= Independent forest monitoring =

Independent forest monitoring (IFM) is a tool for assessing and strengthening legal compliance in the forest sector internationally. By complementing official forest law enforcement activities with the objectivity and public credibility of an independent third party, IFM can improve transparency in the short term while contributing to the development of a sound legislative and regulatory framework for responsible forest management.

Transparency was emphasized as a key element in Reducing Emissions from Deforestation and forest Degradation (REDD) by the UN Framework Convention on Climate Change (UNFCCC) at the Conference of the Parties (COP-15) in Copenhagen in December 2009 in its decisions on methodological guidance for forest monitoring systems.

==Principles==

IFM has been defined by Global Witness as “the use of an independent third party that, by agreement with state authorities, provides an assessment of legal compliance, and observation of and guidance on official forest law enforcement systems.”

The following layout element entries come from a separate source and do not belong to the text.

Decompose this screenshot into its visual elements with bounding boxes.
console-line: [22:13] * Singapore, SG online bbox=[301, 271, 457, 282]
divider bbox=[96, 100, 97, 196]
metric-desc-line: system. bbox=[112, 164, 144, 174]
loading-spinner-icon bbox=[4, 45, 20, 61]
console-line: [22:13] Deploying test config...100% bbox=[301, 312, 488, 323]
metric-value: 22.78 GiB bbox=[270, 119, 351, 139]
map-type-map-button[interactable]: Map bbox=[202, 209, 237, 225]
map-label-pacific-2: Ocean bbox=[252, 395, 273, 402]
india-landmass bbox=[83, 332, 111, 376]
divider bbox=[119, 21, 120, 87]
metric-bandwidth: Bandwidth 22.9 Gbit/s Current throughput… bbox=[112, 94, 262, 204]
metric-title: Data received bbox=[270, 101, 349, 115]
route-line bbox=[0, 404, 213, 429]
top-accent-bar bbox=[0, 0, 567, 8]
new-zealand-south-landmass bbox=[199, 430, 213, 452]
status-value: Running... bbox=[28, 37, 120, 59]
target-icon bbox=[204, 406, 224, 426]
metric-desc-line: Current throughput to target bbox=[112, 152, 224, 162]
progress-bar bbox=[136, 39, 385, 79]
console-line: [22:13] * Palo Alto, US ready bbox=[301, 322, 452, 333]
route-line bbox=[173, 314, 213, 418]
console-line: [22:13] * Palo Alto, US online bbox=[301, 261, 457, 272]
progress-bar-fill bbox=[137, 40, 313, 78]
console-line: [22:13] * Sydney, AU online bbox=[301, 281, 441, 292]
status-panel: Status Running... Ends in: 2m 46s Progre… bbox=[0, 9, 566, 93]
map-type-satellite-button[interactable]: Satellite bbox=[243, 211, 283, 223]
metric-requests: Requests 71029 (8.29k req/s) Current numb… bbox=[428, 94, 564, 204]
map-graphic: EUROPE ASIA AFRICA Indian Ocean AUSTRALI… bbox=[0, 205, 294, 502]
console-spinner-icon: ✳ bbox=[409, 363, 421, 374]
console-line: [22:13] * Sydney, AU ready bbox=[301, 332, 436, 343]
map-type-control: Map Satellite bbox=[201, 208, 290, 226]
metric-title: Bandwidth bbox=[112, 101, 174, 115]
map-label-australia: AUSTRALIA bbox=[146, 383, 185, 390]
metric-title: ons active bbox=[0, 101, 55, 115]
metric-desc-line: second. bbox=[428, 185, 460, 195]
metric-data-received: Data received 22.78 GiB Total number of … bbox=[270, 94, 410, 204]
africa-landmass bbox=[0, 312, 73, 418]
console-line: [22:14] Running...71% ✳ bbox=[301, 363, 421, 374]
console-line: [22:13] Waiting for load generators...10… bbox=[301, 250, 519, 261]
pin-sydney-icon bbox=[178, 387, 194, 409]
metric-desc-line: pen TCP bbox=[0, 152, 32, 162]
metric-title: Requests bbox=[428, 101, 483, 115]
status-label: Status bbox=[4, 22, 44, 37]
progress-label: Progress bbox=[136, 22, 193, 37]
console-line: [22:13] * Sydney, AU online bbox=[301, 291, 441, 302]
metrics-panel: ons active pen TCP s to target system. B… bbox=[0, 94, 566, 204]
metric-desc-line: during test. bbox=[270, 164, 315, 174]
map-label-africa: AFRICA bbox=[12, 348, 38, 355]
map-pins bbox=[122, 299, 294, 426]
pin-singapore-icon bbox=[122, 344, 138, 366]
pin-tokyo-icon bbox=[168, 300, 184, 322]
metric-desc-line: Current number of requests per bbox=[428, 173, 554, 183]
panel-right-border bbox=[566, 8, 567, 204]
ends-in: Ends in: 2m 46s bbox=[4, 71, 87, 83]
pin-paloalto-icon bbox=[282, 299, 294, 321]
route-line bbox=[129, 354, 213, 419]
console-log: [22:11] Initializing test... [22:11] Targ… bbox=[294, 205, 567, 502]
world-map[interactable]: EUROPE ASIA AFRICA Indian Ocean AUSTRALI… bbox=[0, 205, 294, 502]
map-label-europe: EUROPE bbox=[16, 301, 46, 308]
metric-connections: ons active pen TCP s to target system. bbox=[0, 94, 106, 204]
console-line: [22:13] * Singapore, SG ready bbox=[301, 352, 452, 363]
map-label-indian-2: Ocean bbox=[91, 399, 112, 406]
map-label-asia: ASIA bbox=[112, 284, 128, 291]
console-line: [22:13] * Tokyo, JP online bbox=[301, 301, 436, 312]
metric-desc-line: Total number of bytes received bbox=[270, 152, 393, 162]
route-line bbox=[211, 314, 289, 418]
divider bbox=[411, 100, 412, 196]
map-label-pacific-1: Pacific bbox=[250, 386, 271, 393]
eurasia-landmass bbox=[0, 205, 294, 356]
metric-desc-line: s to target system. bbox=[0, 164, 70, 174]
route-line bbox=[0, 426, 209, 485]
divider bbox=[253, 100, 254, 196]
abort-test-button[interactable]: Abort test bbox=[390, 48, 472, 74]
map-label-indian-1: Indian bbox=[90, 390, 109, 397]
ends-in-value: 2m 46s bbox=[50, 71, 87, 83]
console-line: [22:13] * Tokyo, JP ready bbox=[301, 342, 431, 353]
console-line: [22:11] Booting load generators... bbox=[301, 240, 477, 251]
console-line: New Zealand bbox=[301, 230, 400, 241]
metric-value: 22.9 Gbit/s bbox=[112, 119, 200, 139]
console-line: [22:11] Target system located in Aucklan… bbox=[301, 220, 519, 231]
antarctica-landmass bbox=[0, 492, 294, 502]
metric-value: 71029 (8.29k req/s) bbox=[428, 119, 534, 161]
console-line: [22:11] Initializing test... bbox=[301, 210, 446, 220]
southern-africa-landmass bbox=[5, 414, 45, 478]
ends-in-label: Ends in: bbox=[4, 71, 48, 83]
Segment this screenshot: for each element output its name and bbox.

IFM centres around the establishment of a partnership between an official ‘host institution’ responsible for oversight of the forest sector and an appointed monitoring organisation. The monitor's principal activity is to conduct field investigations to observe the work of the official law enforcement agency and to document illegal activity in the forest and related trade. These investigations result in the publication of authoritative information on forest operations, which is made widely available to all levels of government, industry, and civil society.

By monitoring official forest law enforcement, IFM enables mechanisms of illegal activity and corruption to be identified. Monitors expect their evidence to be acted on and will pro-actively guard against entrenched resistance to improved governance.

==Use==

IFM has been undertaken in Cambodia, Cameroon, Republic of Congo, Honduras, and Nicaragua, and piloted in many other countries.

IFM has also been called Independent Monitoring, Independent Observation, and Third Party Observation.